For even more posts about planning from curriculum picks, to scheduling options, to setting goals, be sure to visit my homeschool planning guide.
Yesterday I shared a peek into our homeschool schedule for the first four weeks of school. All-in-all I am happy with how our schedule has been going. There are a few spots, though, where I would like for things to improve. Here is the process I use to work through making those changes.
Homeschool Planning Changes Process
The first task in making changes to a schedule is to evaluate where you might be having problems. For me, problem areas are easy to find, because they are the areas that leave me either yelling at the kids (yep, I can be a yeller) or just generally feeling like something is “off.”
In years past mornings have done this for me, because I would try to sleep in and shower after the kids were up. It would be pretty apparent to me from the lack of direction in the morning and the resulting anger directed at the unsupervised children that I was the problem and needed to change my ways.
Looking at my current schedule, there are a few places where I am feeling things are not quite right: my lack of prayer time in the morning, my inability to fit in exercise, the fact I am still having to “nudge” the kids to get them to finish their morning chores in a timely manner, and the lack of consistent read aloud time — still.

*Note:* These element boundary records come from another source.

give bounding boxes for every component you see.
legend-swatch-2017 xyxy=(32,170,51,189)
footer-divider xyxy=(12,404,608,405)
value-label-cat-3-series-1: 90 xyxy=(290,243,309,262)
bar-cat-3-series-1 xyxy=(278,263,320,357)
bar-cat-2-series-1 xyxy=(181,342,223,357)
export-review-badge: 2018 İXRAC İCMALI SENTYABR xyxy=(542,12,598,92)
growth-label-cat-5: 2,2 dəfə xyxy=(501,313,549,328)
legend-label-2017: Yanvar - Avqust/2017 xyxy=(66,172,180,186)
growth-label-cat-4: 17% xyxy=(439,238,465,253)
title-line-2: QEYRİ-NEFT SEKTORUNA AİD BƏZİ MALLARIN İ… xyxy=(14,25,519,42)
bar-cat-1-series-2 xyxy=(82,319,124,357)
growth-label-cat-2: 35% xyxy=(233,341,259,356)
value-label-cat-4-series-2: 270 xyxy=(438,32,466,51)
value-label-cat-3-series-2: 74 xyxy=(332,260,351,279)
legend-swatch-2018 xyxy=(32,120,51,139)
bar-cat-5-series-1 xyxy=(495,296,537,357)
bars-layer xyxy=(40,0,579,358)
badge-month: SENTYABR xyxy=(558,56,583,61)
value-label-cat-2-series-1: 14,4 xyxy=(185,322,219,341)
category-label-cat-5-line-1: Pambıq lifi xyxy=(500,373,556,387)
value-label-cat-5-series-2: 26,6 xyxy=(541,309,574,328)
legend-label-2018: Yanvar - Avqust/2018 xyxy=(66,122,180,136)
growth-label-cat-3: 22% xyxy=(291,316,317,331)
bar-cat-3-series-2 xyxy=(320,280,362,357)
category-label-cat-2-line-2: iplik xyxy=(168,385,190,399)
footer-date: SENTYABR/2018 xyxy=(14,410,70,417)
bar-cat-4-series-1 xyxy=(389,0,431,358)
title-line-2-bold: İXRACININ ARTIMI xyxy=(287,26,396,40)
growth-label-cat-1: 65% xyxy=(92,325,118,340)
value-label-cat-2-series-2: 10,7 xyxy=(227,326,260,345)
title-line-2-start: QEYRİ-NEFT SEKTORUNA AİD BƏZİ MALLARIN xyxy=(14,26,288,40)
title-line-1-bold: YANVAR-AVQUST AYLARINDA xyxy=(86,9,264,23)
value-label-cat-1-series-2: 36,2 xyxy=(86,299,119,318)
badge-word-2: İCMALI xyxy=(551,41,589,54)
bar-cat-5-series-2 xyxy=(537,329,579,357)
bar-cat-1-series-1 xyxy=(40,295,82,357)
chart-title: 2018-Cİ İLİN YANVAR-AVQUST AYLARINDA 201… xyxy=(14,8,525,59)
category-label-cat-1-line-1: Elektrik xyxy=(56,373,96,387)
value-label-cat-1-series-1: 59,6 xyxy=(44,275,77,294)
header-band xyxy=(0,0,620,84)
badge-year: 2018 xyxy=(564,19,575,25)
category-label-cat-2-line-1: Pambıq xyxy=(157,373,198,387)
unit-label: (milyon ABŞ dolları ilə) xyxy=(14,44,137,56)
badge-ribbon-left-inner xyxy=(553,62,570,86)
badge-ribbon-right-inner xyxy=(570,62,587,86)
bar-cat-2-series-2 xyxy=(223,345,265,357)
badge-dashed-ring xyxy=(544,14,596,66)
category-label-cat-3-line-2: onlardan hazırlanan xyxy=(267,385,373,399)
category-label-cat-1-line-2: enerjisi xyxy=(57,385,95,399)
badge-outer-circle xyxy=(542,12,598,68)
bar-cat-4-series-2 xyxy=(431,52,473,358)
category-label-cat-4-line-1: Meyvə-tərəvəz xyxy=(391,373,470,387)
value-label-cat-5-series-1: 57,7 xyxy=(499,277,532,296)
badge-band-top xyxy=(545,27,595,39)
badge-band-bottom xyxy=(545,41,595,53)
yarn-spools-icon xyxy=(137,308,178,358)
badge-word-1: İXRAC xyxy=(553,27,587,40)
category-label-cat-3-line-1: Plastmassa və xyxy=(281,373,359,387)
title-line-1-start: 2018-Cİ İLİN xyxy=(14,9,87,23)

Now that I have a good idea where my schedule needs tweaking, I sit and try to come up with a few ideas I can use to make changes. Looking at the issue of prayer I can decide to play the Liturgy of the Hours. while I dress in the morning or find an exciting new resource to use like this one or this one. Something that I am excited to try helps motivate me to do the right thing in the morning.
Sometimes instead of brainstorming something new I need to return to an old practice. Our morning chore time used the be the “Morning Chore Boogie” before I got lazy and stopped playing the music. Going back to what we were doing before should breathe new life into chore time and help it get done.
Creating a list of multiple ideas for solving a problem means that if one thing doesn’t work, I have a new idea right in my arsenal to try next.
Next I need to try out some of my new ideas. Sometimes I will be excited to try something (like the new prayer resources). Other times I will use a technique like “just do it.” I may not have great ideas for reading aloud — instead my strategy may be to just start with ten minutes each day. Simply forcing myself to begin and allowing myself to stop after a few minutes is all I need. Gradually the time I do the task increases with no effort on my part.
Other times, hanging the task on a natural hook of my day is all I need to kickstart a change to my schedule. So during lunch I read, or when we finish the school day I immediately get up and work out. By tying what I want to do to an event that naturally happens every day (lunch or finishing school) the new behavior is more likely to get done.
The only constant is change. As sure as I get some tweak in the schedule worked out, something else will need tweaking or events in the schedule will change, and I will need to start back at square one. That is why these things are best written in pencil and reevaluated at the end of each term. Then the process begins again.